Двое для трагедии - Анна Морион
Моя жизнь медленно тлела с тех пор, как с моих уст тогда, пять лет назад, таких далеких, сорвались слова: «Я не люблю тебя». С того дня моя жизнь угасла, как светильник, в котором сгорело масло, и началось долгое, ненавистное, мучительное существование.
С того проклятого дня, когда Грейсон едва не увез меня, я не видела его – к счастью, в монастыре он больше не появлялся.
Я жила здесь уже пять лет, но до сих пор не знала, где находилась моя тюрьма – это был католический женский монастырь, где никто, кроме меня, не говорил ни по-чешски, ни по-английски, а местного языка я никогда раньше не слышала.
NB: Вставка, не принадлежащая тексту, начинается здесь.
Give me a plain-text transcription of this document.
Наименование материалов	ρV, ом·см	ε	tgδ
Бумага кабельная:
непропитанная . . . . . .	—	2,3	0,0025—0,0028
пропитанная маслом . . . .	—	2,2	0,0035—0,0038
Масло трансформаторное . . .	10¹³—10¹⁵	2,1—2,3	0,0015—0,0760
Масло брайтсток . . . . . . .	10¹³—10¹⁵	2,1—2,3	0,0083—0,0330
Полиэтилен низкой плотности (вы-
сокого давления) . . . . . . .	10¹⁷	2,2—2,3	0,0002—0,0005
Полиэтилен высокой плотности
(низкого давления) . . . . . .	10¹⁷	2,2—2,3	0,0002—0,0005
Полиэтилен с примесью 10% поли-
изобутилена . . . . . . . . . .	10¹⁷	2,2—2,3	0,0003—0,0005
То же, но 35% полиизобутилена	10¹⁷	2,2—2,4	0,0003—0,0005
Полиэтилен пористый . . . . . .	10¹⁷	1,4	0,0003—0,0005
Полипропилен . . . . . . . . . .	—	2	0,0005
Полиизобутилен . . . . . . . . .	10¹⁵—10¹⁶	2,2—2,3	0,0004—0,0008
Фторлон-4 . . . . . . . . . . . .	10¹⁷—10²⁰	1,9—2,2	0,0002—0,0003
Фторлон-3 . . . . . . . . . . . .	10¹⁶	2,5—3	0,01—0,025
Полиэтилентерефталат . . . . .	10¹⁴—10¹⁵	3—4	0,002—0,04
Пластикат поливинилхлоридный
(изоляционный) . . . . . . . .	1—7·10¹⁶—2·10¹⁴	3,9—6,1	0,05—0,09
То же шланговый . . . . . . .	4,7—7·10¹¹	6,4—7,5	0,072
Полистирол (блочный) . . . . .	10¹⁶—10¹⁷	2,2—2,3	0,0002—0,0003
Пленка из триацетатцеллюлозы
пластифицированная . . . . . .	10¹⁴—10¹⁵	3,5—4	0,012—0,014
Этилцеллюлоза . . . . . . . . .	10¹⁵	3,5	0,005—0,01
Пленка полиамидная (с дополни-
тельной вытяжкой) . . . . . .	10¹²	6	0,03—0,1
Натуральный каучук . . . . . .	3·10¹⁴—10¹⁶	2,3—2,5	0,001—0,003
В монастыре со мной не разговаривали: мать-настоятельница только жестами показывала, что я должна сделать, и за пять лет одиночества я превратилась в тень, в механизм, в часть этой серой каменной массы, что была ненавистна мне.
По ночам, лежа в своей твердой узкой кровати, покрытой тонким одеялом, я смотрела в окно, вырубленное в моей келье. Я смотрела на темное небо и тихо напевала песни о любви, слыша лишь свой голос, а затем долго лежала без сна, прокручивая в голове как кино нашу жизнь с Седриком. Иногда, когда я не была слишком уставшей и разбитой, мне даже удавалось представлять, что было бы, не встреть я Грейсона: я благополучно вернулась бы в Чехию, доучилась в университете, и мы с Седриком уехали бы далеко-далеко, на край света. Но, засыпая в сладких грезах, я всегда просыпалась в серой тюрьме и впадала в отчаяние.
Я не знала, что все эти пять лет происходило с моими родителями, и боялась, что они умерли от горя, потеряв единственную дочь, которая не сказала им даже прощальных слов и оставила наедине с приближающейся безрадостной старостью. Но изменить это мне было неподвластно: я не могла сбежать, не могла написать им, потому что в этом краю не было почты и вообще никакого населения. Казалось, этот монастырь нашел самое укромное и скрытое место на планете Земля для того, чтобы изолировать меня от мира. Но главным было то, что, если бы я и смогла написать родителям, письмо тут же перехватили бы Морганы, из боязни того, что Седрик узнает о моем местоположении и найдет меня.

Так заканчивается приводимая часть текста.